Au cœur du paisible village de Saint-Chrysostome – Saint-Chrys, pour les intimes –, trône la seule et unique pharmacie de la localité de quelque 2600 âmes. En contexte de pénurie de médecins, l’endroit est un point névralgique de service pour la population: tout le village passe entre ses murs. À peine cinq minutes après m’être assise dans la chaleureuse salle d’attente, j’entends d’ailleurs des échos de patients évoquant le difficile accès à un médecin de famille.
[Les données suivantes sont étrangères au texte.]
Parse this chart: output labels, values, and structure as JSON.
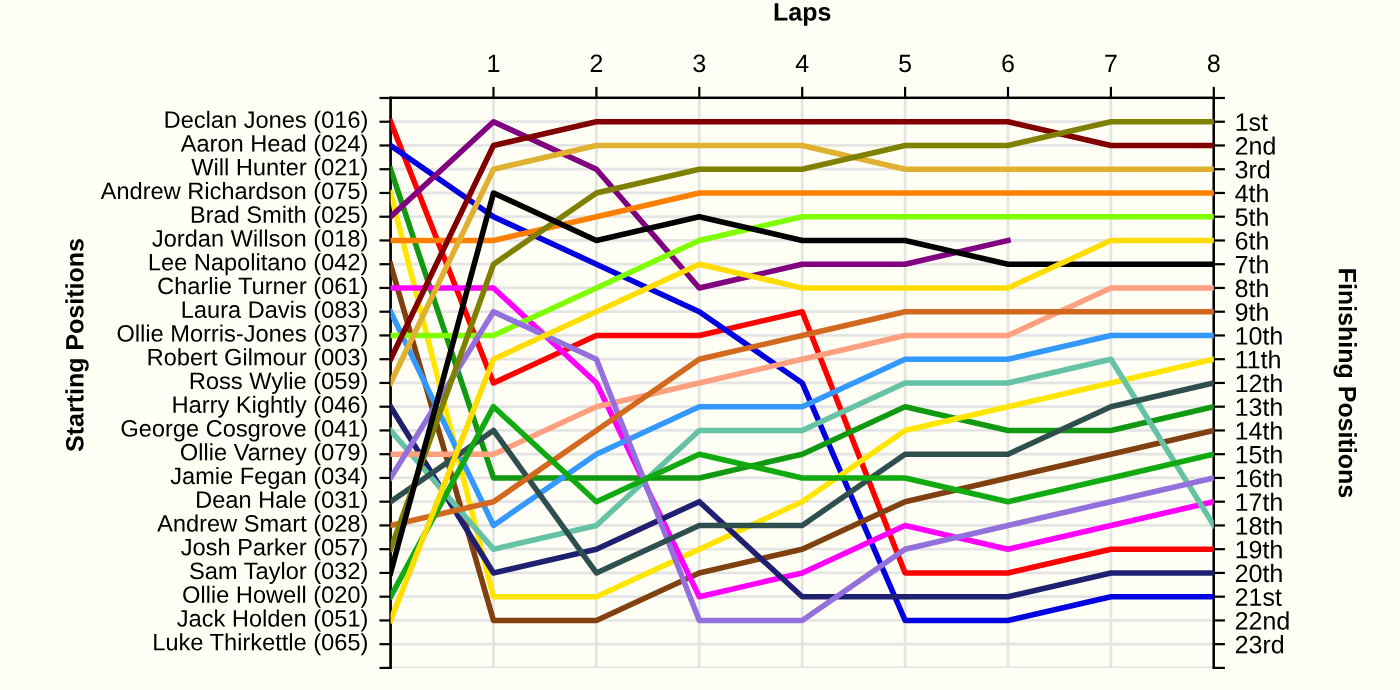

Et le manque de personnel n’épargne pas le milieu de la pharmacie. «Quand j’ai terminé mes études, il y avait déjà une pénurie de pharmaciens, je n’ai pas eu de difficulté à me trouver un emploi de salariée», se souvient Lucie Senneville, l’une des trois pharmaciennes copropriétaires du Proxim. Avant de devenir associée à Saint-Chrysostome, celle-ci fut propriétaire d’une pharmacie à Sainte-Martine, un village en Montérégie à une quinzaine de kilomètres de Châteauguay. «J’avais vraiment un problème de recrutement – j’étais près de Montréal, mais quand même trop loin pour que les Montréalais acceptent de se déplacer», raconte-t-elle. Au bord de l’épuisement, elle s’est résolue à vendre.

L’enjeu du recrutement

S’il ne manque plus de bras à la pharmacie puisque les trois copropriétaires remplissent la majorité des plages horaires, Lucie Senneville doit néanmoins composer avec les défis vécus par d’autres pharmacies de la région: «Les pharmacies d’Ormstown et de Huntingdon ont décidé de fermer le dimanche, par manque de personnel. Ça va créer un trou dans le paysage», constate Mme Senneville, qui songe à ajuster ses heures pour compenser.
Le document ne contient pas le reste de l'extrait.